At a median patient follow-up of 5.8 years, 185 disease-free survival events (the primary end point) had occurred (86 in the hypofractionated schedule arm; 99 in the conventional schedule arm). Mild side effects (grade 2) were slightly higher in patients assigned to the hypofractionated arm, but more severe, late grade 3 gastrointestinal (GI) and genitourinary (GU) events were no different (GI, 4.1 percent [70 Gy] vs. 2.4 percent [73.8 Gy]; GU, 3.5 percent [70 Gy] vs. 2.1 percent [73.8 Gy], respectively).

Lee emphasizes that these toxicities are physician-reported results, which do not always reflect the patients' experiences accurately. To answer the important question regarding what patients thought about their treatment, in the future, the investigators will analyze patient-reported quality of life data collected during the study.
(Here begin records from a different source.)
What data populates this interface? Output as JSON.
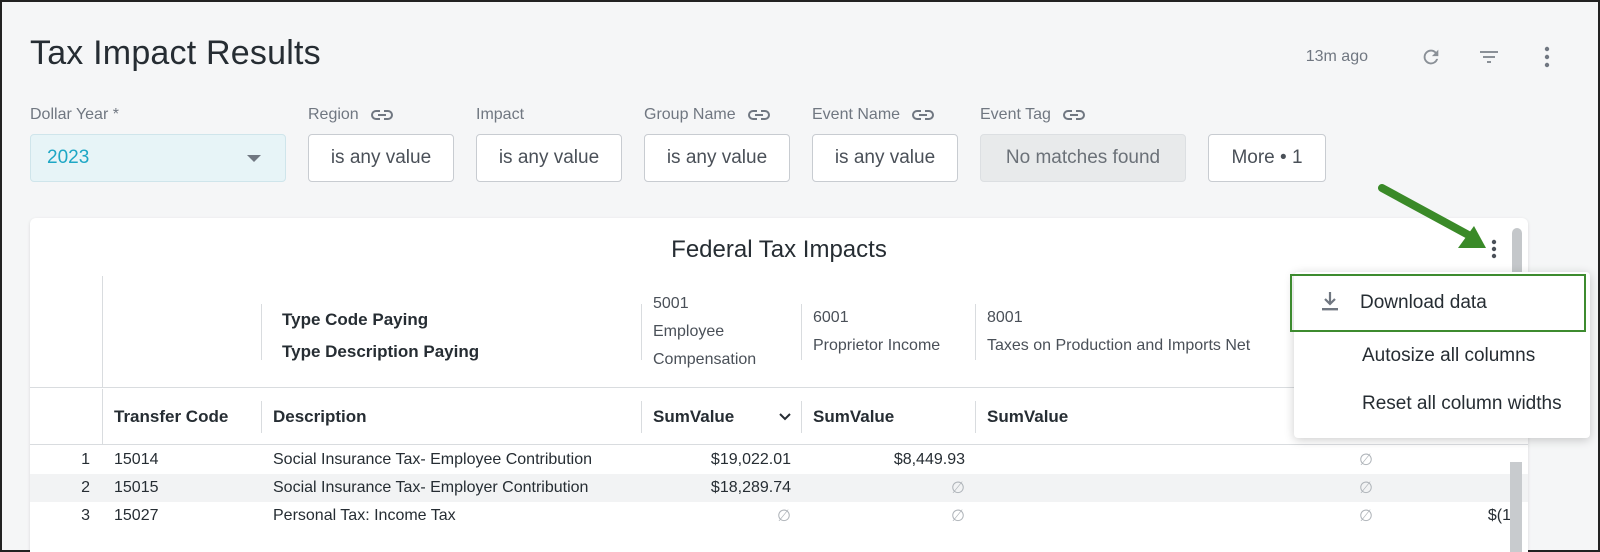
{
  "page": {
    "title": "Tax Impact Results",
    "updated": "13m ago",
    "icons": [
      "refresh-icon",
      "filter-icon",
      "more-vertical-icon"
    ]
  },
  "filters": {
    "dollar_year": {
      "label": "Dollar Year *",
      "value": "2023"
    },
    "region": {
      "label": "Region",
      "value": "is any value"
    },
    "impact": {
      "label": "Impact",
      "value": "is any value"
    },
    "group_name": {
      "label": "Group Name",
      "value": "is any value"
    },
    "event_name": {
      "label": "Event Name",
      "value": "is any value"
    },
    "event_tag": {
      "label": "Event Tag",
      "value": "No matches found"
    },
    "more": {
      "label": "More • 1"
    }
  },
  "card": {
    "title": "Federal Tax Impacts",
    "pivot": {
      "row_label_1": "Type Code Paying",
      "row_label_2": "Type Description Paying",
      "cols": [
        {
          "code": "5001",
          "desc1": "Employee",
          "desc2": "Compensation"
        },
        {
          "code": "6001",
          "desc": "Proprietor Income"
        },
        {
          "code": "8001",
          "desc": "Taxes on Production and Imports Net"
        }
      ]
    },
    "columns": {
      "transfer_code": "Transfer Code",
      "description": "Description",
      "sum1": "SumValue",
      "sum2": "SumValue",
      "sum3": "SumValue"
    },
    "rows": [
      {
        "n": "1",
        "code": "15014",
        "desc": "Social Insurance Tax- Employee Contribution",
        "v1": "$19,022.01",
        "v2": "$8,449.93",
        "v3": "∅",
        "v4": ""
      },
      {
        "n": "2",
        "code": "15015",
        "desc": "Social Insurance Tax- Employer Contribution",
        "v1": "$18,289.74",
        "v2": "∅",
        "v3": "∅",
        "v4": ""
      },
      {
        "n": "3",
        "code": "15027",
        "desc": "Personal Tax: Income Tax",
        "v1": "∅",
        "v2": "∅",
        "v3": "∅",
        "v4": "$(1"
      }
    ]
  },
  "menu": {
    "download": "Download data",
    "autosize": "Autosize all columns",
    "reset": "Reset all column widths"
  },
  "colors": {
    "accent": "#1ea7c5",
    "highlight": "#3d8b2f"
  }
}
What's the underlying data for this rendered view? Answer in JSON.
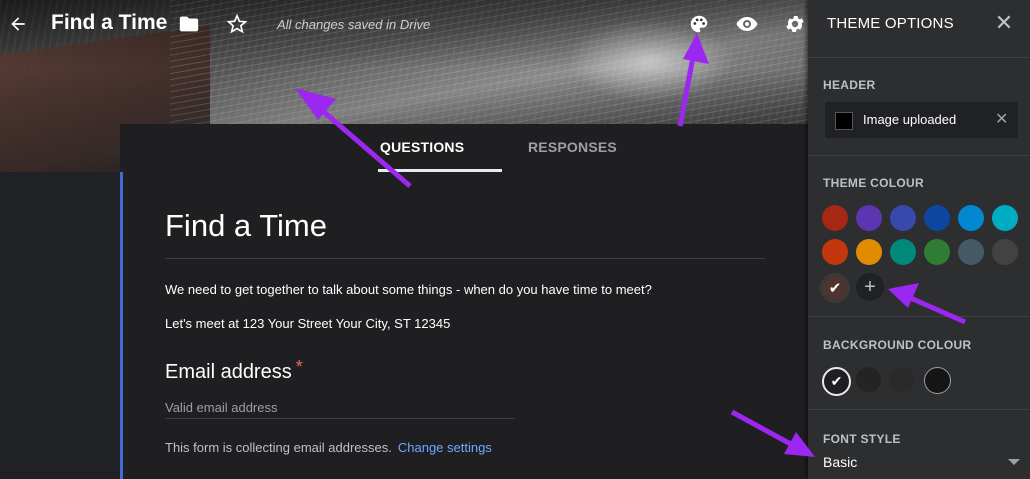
{
  "toolbar": {
    "title": "Find a Time",
    "saved_status": "All changes saved in Drive",
    "icons": [
      "arrow-back-icon",
      "folder-icon",
      "star-icon",
      "palette-icon",
      "eye-icon",
      "gear-icon"
    ]
  },
  "tabs": {
    "questions": "QUESTIONS",
    "responses": "RESPONSES"
  },
  "form": {
    "title": "Find a Time",
    "description_line1": "We need to get together to talk about some things - when do you have time to meet?",
    "description_line2": "Let's meet at 123 Your Street Your City, ST 12345",
    "email_label": "Email address",
    "required_mark": "*",
    "email_placeholder": "Valid email address",
    "collecting_text": "This form is collecting email addresses.",
    "change_settings": "Change settings"
  },
  "theme_panel": {
    "title": "THEME OPTIONS",
    "header_label": "HEADER",
    "image_status": "Image uploaded",
    "theme_colour_label": "THEME COLOUR",
    "theme_colours": [
      "#a52714",
      "#5e35b1",
      "#3949ab",
      "#0d47a1",
      "#0288d1",
      "#00acc1",
      "#c4360d",
      "#e08b00",
      "#00897b",
      "#2e7d32",
      "#455a64",
      "#424242"
    ],
    "selected_theme_colour": "#4e342e",
    "background_colour_label": "BACKGROUND COLOUR",
    "background_colours": [
      "#1f1f22",
      "#242424",
      "#2a2a2a",
      "#151515"
    ],
    "font_style_label": "FONT STYLE",
    "font_style_value": "Basic"
  },
  "colors": {
    "accent_arrow": "#9b27f0",
    "link": "#6fa8ff",
    "card_border": "#3f6ad8"
  }
}
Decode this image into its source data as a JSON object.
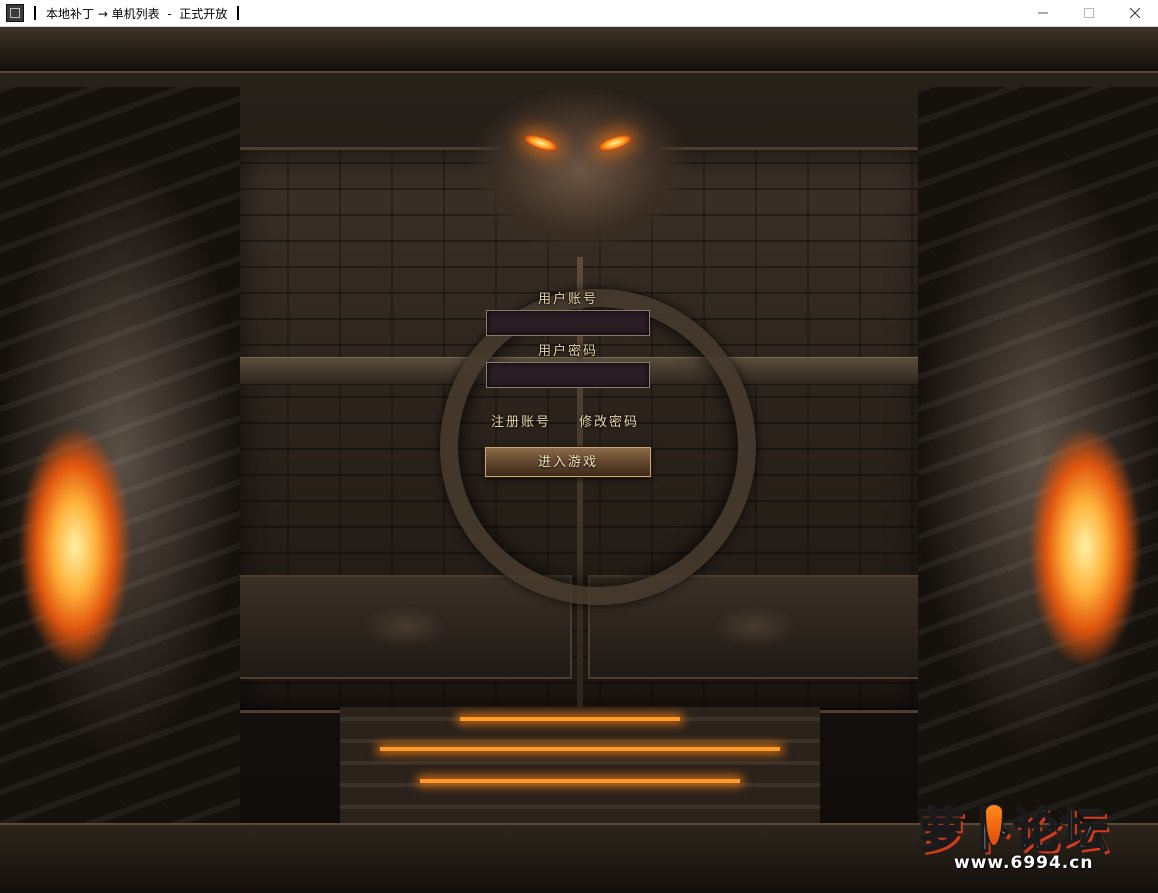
{
  "window": {
    "title": "本地补丁 → 单机列表  -  正式开放",
    "controls": {
      "minimize_icon": "minimize-icon",
      "maximize_icon": "maximize-icon",
      "close_icon": "close-icon"
    }
  },
  "login": {
    "username_label": "用户账号",
    "username_value": "",
    "password_label": "用户密码",
    "password_value": "",
    "register_link": "注册账号",
    "change_password_link": "修改密码",
    "enter_button": "进入游戏"
  },
  "watermark": {
    "logo_text": "萝卜论坛",
    "url": "www.6994.cn"
  },
  "colors": {
    "label_gold": "#e8d3a6",
    "input_bg": "#2a1e24",
    "button_bg": "#5e442c",
    "fire": "#ff9b2a"
  }
}
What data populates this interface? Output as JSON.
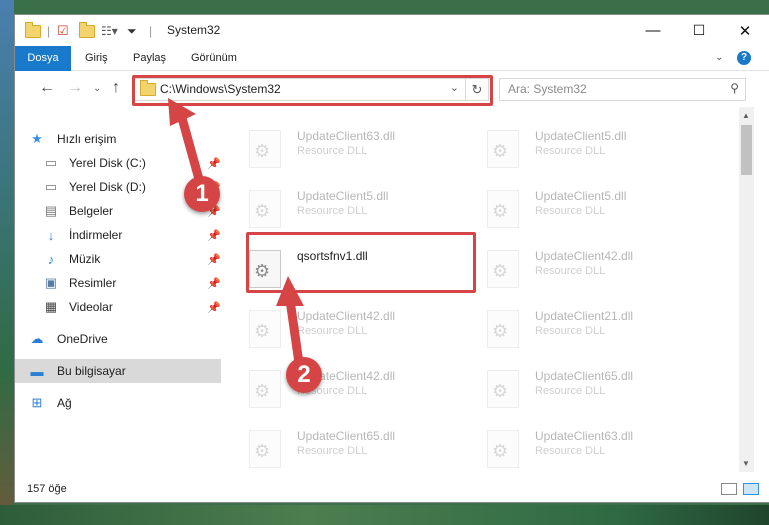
{
  "window": {
    "title": "System32",
    "controls": {
      "minimize": "—",
      "maximize": "☐",
      "close": "✕"
    }
  },
  "ribbon": {
    "tabs": [
      "Dosya",
      "Giriş",
      "Paylaş",
      "Görünüm"
    ],
    "expand_icon": "chevron-down-icon",
    "help": "?"
  },
  "address": {
    "path": "C:\\Windows\\System32",
    "dropdown": "⌄",
    "refresh": "↻"
  },
  "search": {
    "placeholder": "Ara: System32"
  },
  "nav": {
    "items": [
      {
        "label": "Hızlı erişim",
        "icon": "star-icon",
        "pinned": false
      },
      {
        "label": "Yerel Disk (C:)",
        "icon": "drive-icon",
        "pinned": true
      },
      {
        "label": "Yerel Disk (D:)",
        "icon": "drive-icon",
        "pinned": true
      },
      {
        "label": "Belgeler",
        "icon": "documents-icon",
        "pinned": true
      },
      {
        "label": "İndirmeler",
        "icon": "download-icon",
        "pinned": true
      },
      {
        "label": "Müzik",
        "icon": "music-icon",
        "pinned": true
      },
      {
        "label": "Resimler",
        "icon": "pictures-icon",
        "pinned": true
      },
      {
        "label": "Videolar",
        "icon": "video-icon",
        "pinned": true
      },
      {
        "label": "OneDrive",
        "icon": "cloud-icon",
        "pinned": false
      },
      {
        "label": "Bu bilgisayar",
        "icon": "computer-icon",
        "pinned": false,
        "selected": true
      },
      {
        "label": "Ağ",
        "icon": "network-icon",
        "pinned": false
      }
    ]
  },
  "files": [
    {
      "name": "UpdateClient63.dll",
      "type": "Resource DLL",
      "faded": true
    },
    {
      "name": "UpdateClient5.dll",
      "type": "Resource DLL",
      "faded": true
    },
    {
      "name": "UpdateClient5.dll",
      "type": "Resource DLL",
      "faded": true
    },
    {
      "name": "UpdateClient5.dll",
      "type": "Resource DLL",
      "faded": true
    },
    {
      "name": "qsortsfnv1.dll",
      "type": "",
      "faded": false
    },
    {
      "name": "UpdateClient42.dll",
      "type": "Resource DLL",
      "faded": true
    },
    {
      "name": "UpdateClient42.dll",
      "type": "Resource DLL",
      "faded": true
    },
    {
      "name": "UpdateClient21.dll",
      "type": "Resource DLL",
      "faded": true
    },
    {
      "name": "UpdateClient42.dll",
      "type": "Resource DLL",
      "faded": true
    },
    {
      "name": "UpdateClient65.dll",
      "type": "Resource DLL",
      "faded": true
    },
    {
      "name": "UpdateClient65.dll",
      "type": "Resource DLL",
      "faded": true
    },
    {
      "name": "UpdateClient63.dll",
      "type": "Resource DLL",
      "faded": true
    }
  ],
  "status": {
    "count": "157 öğe"
  },
  "annotations": {
    "badge1": "1",
    "badge2": "2",
    "color": "#d64545"
  }
}
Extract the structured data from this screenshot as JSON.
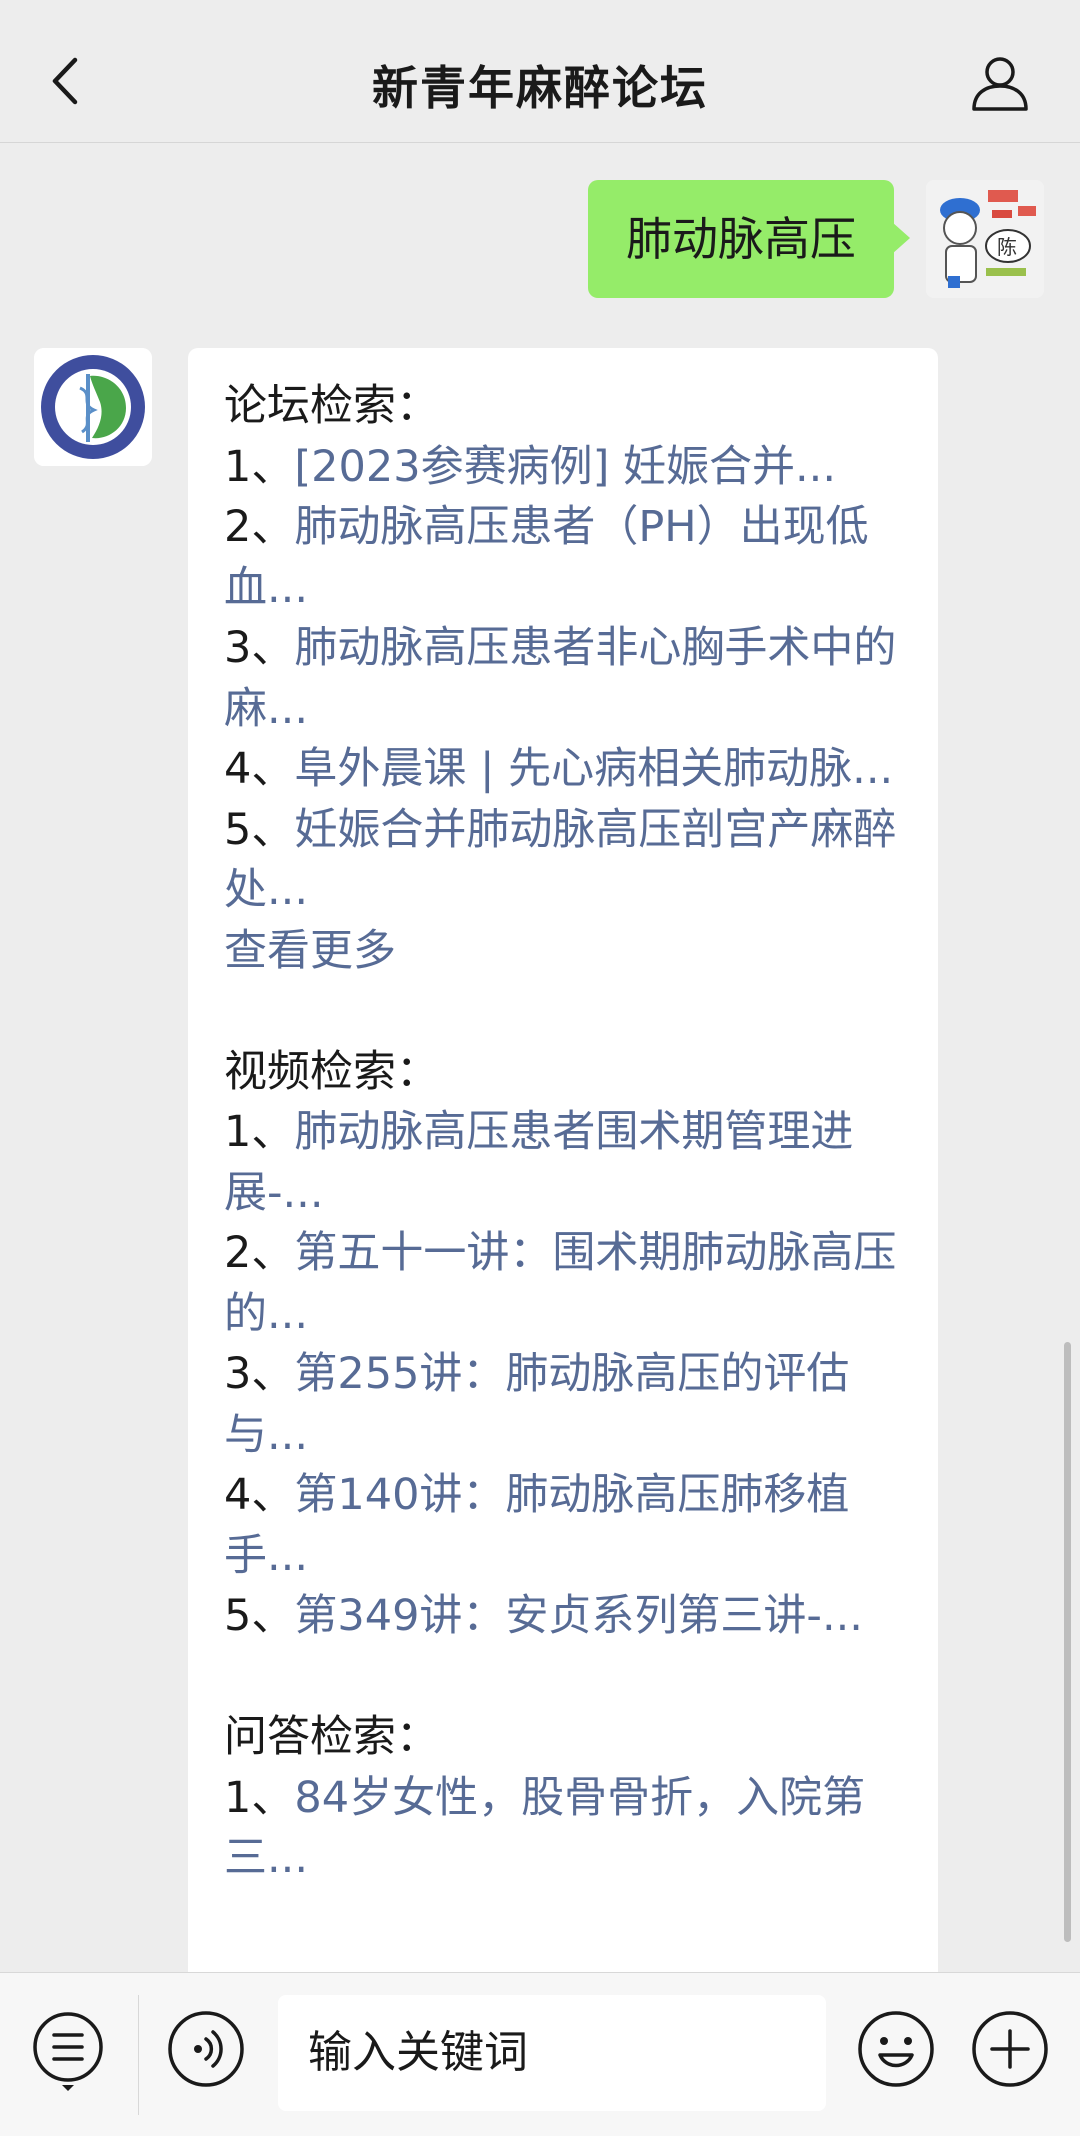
{
  "header": {
    "title": "新青年麻醉论坛",
    "back_icon": "chevron-left-icon",
    "profile_icon": "person-icon"
  },
  "sent_message": {
    "text": "肺动脉高压"
  },
  "reply": {
    "forum_heading": "论坛检索：",
    "forum_items": [
      {
        "num": "1、",
        "text": "[2023参赛病例] 妊娠合并..."
      },
      {
        "num": "2、",
        "text": "肺动脉高压患者（PH）出现低血..."
      },
      {
        "num": "3、",
        "text": "肺动脉高压患者非心胸手术中的麻..."
      },
      {
        "num": "4、",
        "text": "阜外晨课 | 先心病相关肺动脉..."
      },
      {
        "num": "5、",
        "text": "妊娠合并肺动脉高压剖宫产麻醉处..."
      }
    ],
    "more_label": "查看更多",
    "video_heading": "视频检索：",
    "video_items": [
      {
        "num": "1、",
        "text": "肺动脉高压患者围术期管理进展-..."
      },
      {
        "num": "2、",
        "text": "第五十一讲：围术期肺动脉高压的..."
      },
      {
        "num": "3、",
        "text": "第255讲：肺动脉高压的评估与..."
      },
      {
        "num": "4、",
        "text": "第140讲：肺动脉高压肺移植手..."
      },
      {
        "num": "5、",
        "text": "第349讲：安贞系列第三讲-..."
      }
    ],
    "qa_heading": "问答检索：",
    "qa_items": [
      {
        "num": "1、",
        "text": "84岁女性，股骨骨折，入院第三..."
      }
    ]
  },
  "footer": {
    "input_placeholder": "输入关键词",
    "menu_icon": "menu-list-icon",
    "voice_icon": "voice-icon",
    "emoji_icon": "emoji-icon",
    "plus_icon": "plus-icon"
  },
  "colors": {
    "sent_bubble": "#95ec69",
    "link": "#576b95",
    "background": "#ededed"
  }
}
Next steps also include the evaluation of economic data to assess resource savings.

"These results are another example of NRG Oncology's exemplary work in advancing the treatment of men with prostate cancer," says Walter J. Curran Jr., M.D., an NRG Oncology Group Chairman and Executive Director of the Winship Cancer Institute of Emory University in Atlanta. "Congratulations to the research team and participating sites for enrolling patients and concluding the study ahead of schedule. This performance demonstrates the importance that the radiation oncology community places on learning whether a hypofractionated radiation schedule can both increase patient convenience and save health care resources."